The criticism is that it isn’t fast-paced enough. It’s too detailed for those not well-versed in US Civil War and political history – not enough happens. But such criticism is well wide of the mark. The fact is that for the thinking movie-goer, Lincoln is simply unmissable.

If we want action-packed, easy-to-understand film pap then there’s no shortage of it on offer. But those of us who yearn for a little more historical accuracy in our movies whilst simultaneously being thoroughly entertained by one of the greatest actors of his generation in the shape of the superb student of the “method”, Daniel Day Lewis, will surely not be disappointed by this historical epic.

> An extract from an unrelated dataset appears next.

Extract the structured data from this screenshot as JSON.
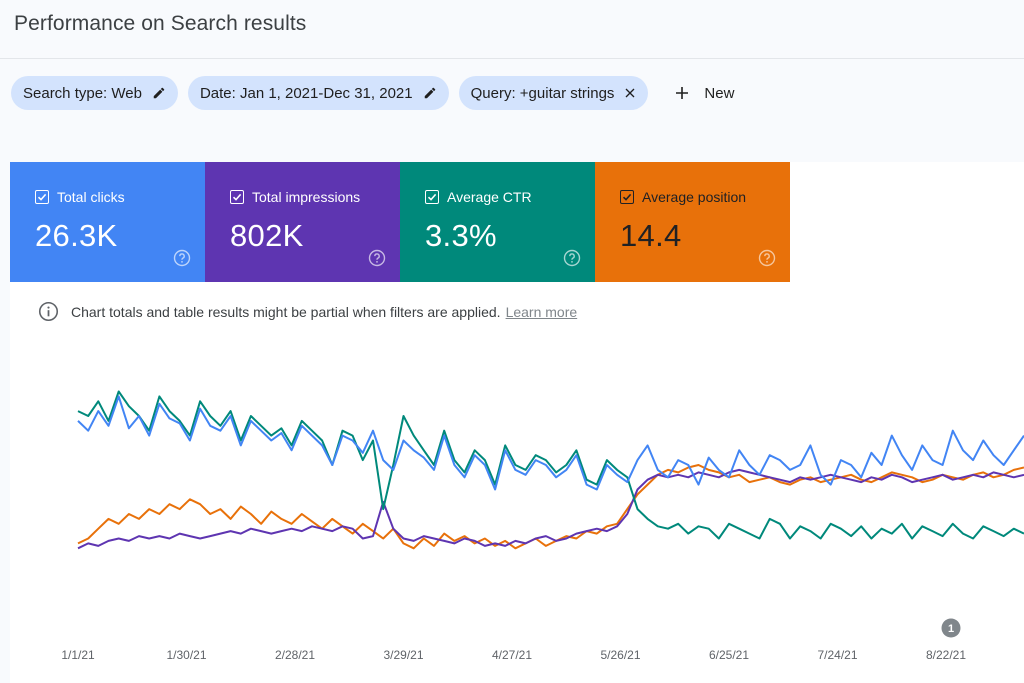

Few films put you in the moment in the way that Lincoln achieves. Take, for example, the short scene in which Lincoln is conversing with a Union soldier about an incident involving a 16-year-old boy sentenced to hang for making his horse lame to avoid going into battle.

Lincoln demands of the disciplining soldier if the general would complain if he were to pardon the young man in question.

The soldier observes that the general already thinks that Lincoln pardons too many men to which the President replies: “War is nearly done; what use another corpse?” He remarks that if he was to hang every 16-year-old for cruelty to a horse or for being afraid, there’d be no 16-year-old boys left.

It is in such moments that Daniel Day-Lewis’ Lincoln brings to life the real Lincoln; a man who was legendary for his off-the-cuff witticisms and funny stories – which managed to drive home his points in a way that didn’t cause offence and carried the tide of popular opinion with him at a crucial point in world history. And this movie puts you right in that moment in time. One not to be missed.